When Amy Coney Barrett, a law professor at Notre Dame at the time, testified in 2017 before the Senate for a lower court position, Democratic Sen. Dianne Feinstein voiced concern about her religious affiliation with an evangelical offshoot of the Catholic Church. “I think whatever a religion is, it has its own dogma,” Feinstein said. “In your case, professor, when you read your speeches, the conclusion one draws is that the dogma lives loudly within you.”
Feinstein was castigated—and not just by Republicans—for straying into territory that felt uncomfortably close to a religious test. Three years later, Democrats questioning Barrett for the Supreme Court didn’t quiz her on her religious activism and what connection, if any, it might have to her views on Roe.
Barrett became the sixth conservative Catholic to sit on today’s Court. A seventh Catholic, Justice Sotomayor, was appointed by President Obama. Some dispute Justice Gorsuch’s religious identity, noting that he had a Catholic upbringing but as an adult, has mostly attended Episcopal churches.
Even so, it’s a stunning turnabout in religious affiliation, and not a coincidence that the main reason we’re about to lose Roe is the moral argument advanced by the Catholic church.

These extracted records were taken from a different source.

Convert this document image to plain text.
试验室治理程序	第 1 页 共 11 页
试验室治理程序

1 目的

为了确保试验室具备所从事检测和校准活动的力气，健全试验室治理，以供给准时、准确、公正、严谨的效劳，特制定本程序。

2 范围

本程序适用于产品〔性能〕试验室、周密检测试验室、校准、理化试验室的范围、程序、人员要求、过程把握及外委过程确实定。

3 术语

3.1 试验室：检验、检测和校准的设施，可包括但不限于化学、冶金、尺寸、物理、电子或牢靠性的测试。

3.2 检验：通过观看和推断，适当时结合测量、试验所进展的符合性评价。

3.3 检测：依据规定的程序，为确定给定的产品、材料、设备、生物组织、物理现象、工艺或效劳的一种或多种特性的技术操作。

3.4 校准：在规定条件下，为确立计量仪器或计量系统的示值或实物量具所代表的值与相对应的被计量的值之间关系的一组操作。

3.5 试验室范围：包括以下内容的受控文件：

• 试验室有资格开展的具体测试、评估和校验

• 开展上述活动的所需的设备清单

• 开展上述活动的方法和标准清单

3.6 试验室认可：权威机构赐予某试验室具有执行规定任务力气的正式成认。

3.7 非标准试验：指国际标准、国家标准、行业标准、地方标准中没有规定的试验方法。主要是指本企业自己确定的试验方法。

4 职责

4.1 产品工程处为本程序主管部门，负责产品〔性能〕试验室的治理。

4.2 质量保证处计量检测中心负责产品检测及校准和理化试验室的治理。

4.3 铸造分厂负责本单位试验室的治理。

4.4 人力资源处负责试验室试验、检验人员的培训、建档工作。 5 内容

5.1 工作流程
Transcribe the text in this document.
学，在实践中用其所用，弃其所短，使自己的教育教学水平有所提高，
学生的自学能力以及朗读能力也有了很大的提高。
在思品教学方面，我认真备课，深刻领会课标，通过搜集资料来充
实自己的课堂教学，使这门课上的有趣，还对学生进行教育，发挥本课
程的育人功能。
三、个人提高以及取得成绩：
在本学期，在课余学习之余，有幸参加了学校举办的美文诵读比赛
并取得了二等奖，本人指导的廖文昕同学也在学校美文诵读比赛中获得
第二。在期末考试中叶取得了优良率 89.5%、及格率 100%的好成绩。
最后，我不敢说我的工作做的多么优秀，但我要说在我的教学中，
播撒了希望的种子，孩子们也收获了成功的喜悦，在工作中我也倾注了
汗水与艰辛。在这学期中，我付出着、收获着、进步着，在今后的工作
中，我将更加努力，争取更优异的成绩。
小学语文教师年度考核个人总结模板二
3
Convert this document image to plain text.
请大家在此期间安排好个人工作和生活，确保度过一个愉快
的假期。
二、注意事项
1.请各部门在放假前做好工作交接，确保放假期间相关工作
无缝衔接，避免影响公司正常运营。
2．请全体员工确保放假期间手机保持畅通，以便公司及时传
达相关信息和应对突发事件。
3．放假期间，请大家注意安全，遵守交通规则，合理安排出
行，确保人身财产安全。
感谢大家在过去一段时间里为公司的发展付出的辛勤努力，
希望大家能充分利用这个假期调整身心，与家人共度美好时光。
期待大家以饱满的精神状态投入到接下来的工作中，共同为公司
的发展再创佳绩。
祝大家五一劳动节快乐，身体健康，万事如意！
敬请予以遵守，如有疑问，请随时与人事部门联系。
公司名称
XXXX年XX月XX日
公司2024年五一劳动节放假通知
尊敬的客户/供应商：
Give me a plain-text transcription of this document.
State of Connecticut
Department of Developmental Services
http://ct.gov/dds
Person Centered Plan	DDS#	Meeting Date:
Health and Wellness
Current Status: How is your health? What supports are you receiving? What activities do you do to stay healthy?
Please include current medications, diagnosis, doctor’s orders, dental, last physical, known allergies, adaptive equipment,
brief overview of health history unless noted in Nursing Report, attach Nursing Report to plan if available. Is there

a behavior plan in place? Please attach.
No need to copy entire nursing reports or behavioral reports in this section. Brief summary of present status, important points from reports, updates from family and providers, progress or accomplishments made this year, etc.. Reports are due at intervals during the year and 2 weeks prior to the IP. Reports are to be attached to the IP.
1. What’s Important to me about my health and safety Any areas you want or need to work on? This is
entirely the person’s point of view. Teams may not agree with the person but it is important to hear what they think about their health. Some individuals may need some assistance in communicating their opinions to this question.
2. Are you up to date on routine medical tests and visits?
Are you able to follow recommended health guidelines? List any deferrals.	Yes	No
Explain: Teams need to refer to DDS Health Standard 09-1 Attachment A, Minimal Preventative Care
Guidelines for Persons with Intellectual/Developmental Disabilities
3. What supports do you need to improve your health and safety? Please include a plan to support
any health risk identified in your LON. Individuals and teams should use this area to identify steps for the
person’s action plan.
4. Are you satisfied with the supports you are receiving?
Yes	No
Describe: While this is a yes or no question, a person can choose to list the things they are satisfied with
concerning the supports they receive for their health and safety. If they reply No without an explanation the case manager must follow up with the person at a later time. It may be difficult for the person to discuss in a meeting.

More fights lie ahead as the uneasy truce about viability and access to abortion collapses under the weight of five unelected justices. “This isn’t a religious freedom case. This is an abortion rights case,” Amanda Tyler of the BJC told The Daily Beast.
“If Roe is overturned, in a post-Roe world, religious freedom arguments will be made by abortion advocates. The religious objection is not only on one side.”